Maybe I was remembering that it doesn’t end: Your heart. Your breathing. When we learned of Sade’s sudden passing, the family we call Black Lesbians United gathered across our computer screens. We sat and remembered and cried. It really did feel like my chest was ripping open when I heard the Black lesbian chosen mothers, who sweet daughter Sade had promised to care for as they aged, express their disbelief that she had danced away to where we could no longer see her. I put my hands on my chest and reminded myself to keep breathing, keep listening, keep witnessing.
That night, I went to sleep and when I woke up I stayed in bed with the blackout curtains down. What do you have to do to face a day where anything, anyone, any illusion of safety or future could disappear? I choose to meditate before I face each day. And some mornings it is harder than other mornings. That particular morning, I needed some meditative support. And so, still lying in bed, I clicked on a meditation from Body Land: Metaphor Medicine, a series of surrealist mediations informed by Chinese medicine that I would have never known about except that their creator Liz Asch Greenhill Instagram messaged me she loved my work: “I don’t know why I feel inclined to share this with you today” she wrote. I clicked on a meditation called “Bright Heart Cleanse” and cried when I heard Liz, a complete stranger, describe the heart as a diva, the empress of our bodies. Then Liz invited us to (I can’t make this stuff up) visualize our pulsing heart on stage, surrounded by a healing cleansing HULA HOOP. There it was again, Sade’s heart beyond her body. I let my tears fall back into my ears.
I don’t know how the electrician we call the universe connects the circuits we experience as consciousness. Maybe the mathematics of divine coincidence live in the same convoluted space where the capillaries don’t care whether they are lungs or heart or both. All I know is that you, too, have experienced heartbreak this past year. You, too, have borne witness to strange miracles of your own. And the New Year will break us open again. And love will astound us in ways we can’t imagine yet.

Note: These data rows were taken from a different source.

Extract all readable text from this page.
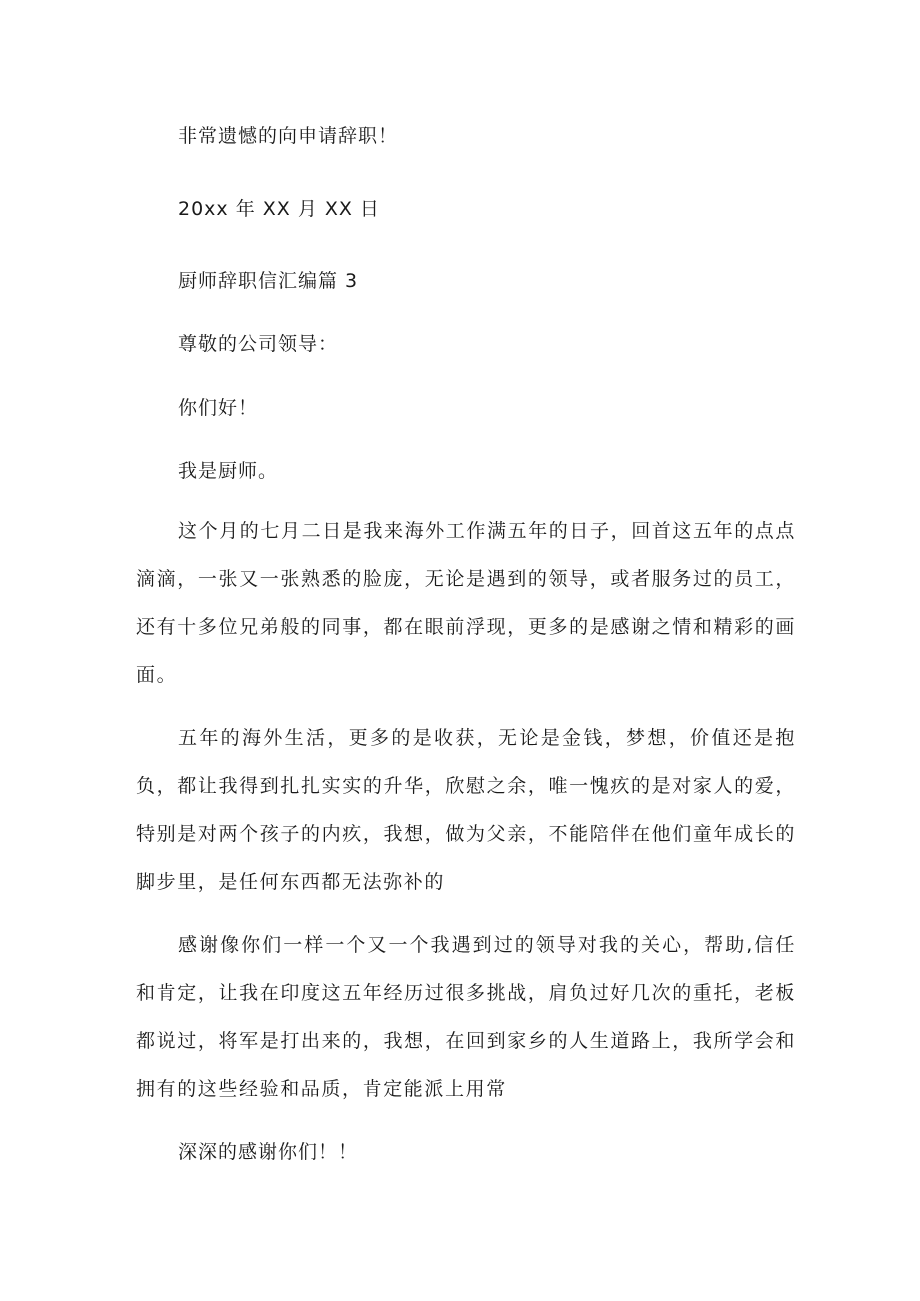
非常遗憾的向申请辞职！
20xx 年 XX 月 XX 日
厨师辞职信汇编篇 3
尊敬的公司领导：
你们好！
我是厨师。

这个月的七月二日是我来海外工作满五年的日子，回首这五年的点点滴滴，一张又一张熟悉的脸庞，无论是遇到的领导，或者服务过的员工，还有十多位兄弟般的同事，都在眼前浮现，更多的是感谢之情和精彩的画面。

五年的海外生活，更多的是收获，无论是金钱，梦想，价值还是抱负，都让我得到扎扎实实的升华，欣慰之余，唯一愧疚的是对家人的爱，特别是对两个孩子的内疚，我想，做为父亲，不能陪伴在他们童年成长的脚步里，是任何东西都无法弥补的

感谢像你们一样一个又一个我遇到过的领导对我的关心，帮助,信任和肯定，让我在印度这五年经历过很多挑战，肩负过好几次的重托，老板都说过，将军是打出来的，我想，在回到家乡的人生道路上，我所学会和拥有的这些经验和品质，肯定能派上用常

深深的感谢你们！！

If it will help you to continue to breathe, continue to witness, I offer you this periarterial prayer. Hold your chest while you read it. Say it out loud if you want.
Love is breathing. Love is breathing through and around us. Love is breathing with and as us. Love does not know the difference between this year and last year and next year. Love does not need a calendar to show up at the exact right time. Love does not know where the heart stops and the lungs start. What we call breathing, Love calls an older thing. What we experience as a ticking heartbeat lifetime, Love knows as eternity. We will see it in glimpses. We will feel it at breaking points. We will learn to know ourselves, each other, and our planet as love in orbit. Hula hoop around your heart.
Alexis Pauline Gumbs is a queer Black feminist writer and scholar and an aspirational favorite cousin to all life forms. Gumbs is the author of several books including Undrowned: Black Feminist Lessons from Marine Mammals and the forthcoming The Eternal Life of Audre Lorde: A Cosmic Biography.